IVG : un échec de plus

IVG : un échec de plus

Contrairement aux promesses faites, le gouvernement n'augmentera pas le forfait versé par la Sécurité sociale aux établissements pratiquant les avortements. Les associations de défense des droits de la femme demandent une suppression de cette notion de forfait, pour que cet acte soit facturé comme les autres.

Cécile Guéry-Riquier
Rédigé le

Drôle d'annonce du ministère de la Santé en cette journée de la femme. Contrairement à ce qu'avait promis Roselyne Bachelot en 2010, le forfait versé par la sécurité sociale aux établissements pratiquant des interruptions volontaires de grossesse (IVG) ne sera pas augmenté.

Pourtant il y a tout juste un an, Roselyne Bachelot, alors ministre de la Santé, avait promis une "revalorisation moyenne de l'IVG de 50 %", pour pousser d'avantage les établissements à pratiquer cette intervention. Elle avait même chiffré cette hausse à 27 millions d’euros, et l’avait annoncé pour "les prochaines semaines".

L'IVG chirurgicale est une activité déficitaire pour les établissements de santé, conduisant certains à se désengager, et donc à réduire le nombre de prise en charge.
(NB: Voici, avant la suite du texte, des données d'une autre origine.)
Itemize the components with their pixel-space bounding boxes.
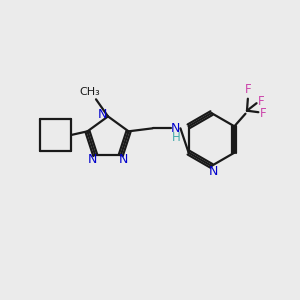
Text: F: F [258, 95, 264, 108]
Text: H: H [172, 131, 180, 144]
Text: F: F [260, 107, 266, 120]
Text: N: N [170, 122, 180, 135]
Text: CH₃: CH₃ [80, 87, 100, 98]
Text: F: F [245, 83, 252, 96]
Text: N: N [119, 153, 128, 166]
Text: N: N [98, 108, 107, 122]
Text: N: N [88, 153, 97, 166]
Text: N: N [208, 165, 218, 178]
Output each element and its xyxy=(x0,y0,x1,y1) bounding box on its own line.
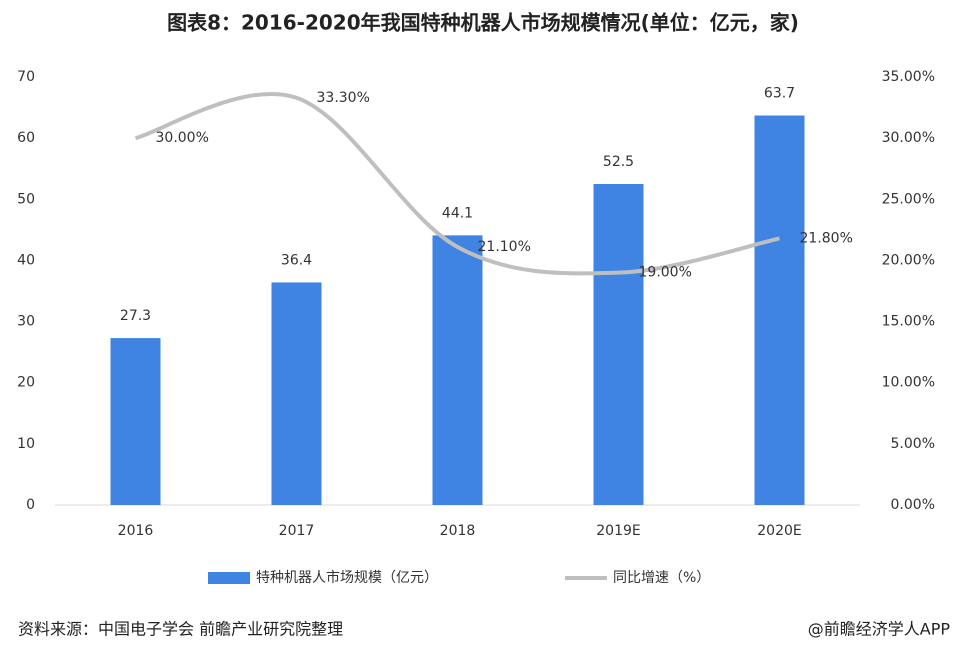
y-tick-label: 25.00% xyxy=(882,191,935,207)
y-tick-label: 20.00% xyxy=(882,252,935,268)
bar xyxy=(271,282,322,505)
data-label: 33.30% xyxy=(317,90,370,106)
y-tick-label: 15.00% xyxy=(882,314,935,330)
bar xyxy=(754,115,805,506)
y-tick-label: 40 xyxy=(17,252,35,268)
bar xyxy=(110,338,161,505)
y-tick-label: 60 xyxy=(17,130,35,146)
x-tick-label: 2017 xyxy=(279,523,315,539)
data-label: 19.00% xyxy=(639,265,692,281)
legend-label: 特种机器人市场规模（亿元） xyxy=(256,569,438,586)
data-label: 27.3 xyxy=(120,308,151,324)
y-tick-label: 10 xyxy=(17,436,35,452)
x-tick-label: 2016 xyxy=(118,523,154,539)
y-tick-label: 50 xyxy=(17,191,35,207)
y-tick-label: 20 xyxy=(17,375,35,391)
credit: @前瞻经济学人APP xyxy=(808,620,951,639)
legend-swatch xyxy=(208,572,250,584)
y-tick-label: 30.00% xyxy=(882,130,935,146)
data-label: 36.4 xyxy=(281,252,312,268)
data-label: 52.5 xyxy=(603,154,634,170)
data-label: 21.80% xyxy=(800,230,853,246)
x-tick-label: 2018 xyxy=(440,523,476,539)
chart-title: 图表8：2016-2020年我国特种机器人市场规模情况(单位：亿元，家) xyxy=(167,11,799,35)
y-tick-label: 0.00% xyxy=(891,497,935,513)
y-tick-label: 35.00% xyxy=(882,69,935,85)
y-tick-label: 70 xyxy=(17,69,35,85)
data-label: 44.1 xyxy=(442,205,473,221)
data-label: 30.00% xyxy=(156,130,209,146)
bar xyxy=(593,184,644,505)
y-tick-label: 10.00% xyxy=(882,375,935,391)
legend-label: 同比增速（%） xyxy=(613,570,710,586)
bar xyxy=(432,235,483,506)
y-tick-label: 0 xyxy=(26,497,35,513)
x-tick-label: 2020E xyxy=(757,523,801,539)
line xyxy=(134,91,780,276)
data-label: 21.10% xyxy=(478,239,531,255)
source-note: 资料来源：中国电子学会 前瞻产业研究院整理 xyxy=(18,620,343,639)
y-tick-label: 30 xyxy=(17,314,35,330)
data-label: 63.7 xyxy=(764,86,795,102)
y-tick-label: 5.00% xyxy=(891,436,935,452)
x-tick-label: 2019E xyxy=(596,523,640,539)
Aujourd'hui, un avortement coûte selon la méthode, médicamenteuse ou chirurgicale, entre 200 et 450 euros, remboursés à 70 ou 80 % par l'Assurance-maladie. Le reste à charge peut être remboursé par la mutuelle.

Faux argument

L'entourage de Nora Berra explique cette décision ainsi : "cette augmentation du forfait entraînerait de fait une augmentation du reste à charge pour les femmes".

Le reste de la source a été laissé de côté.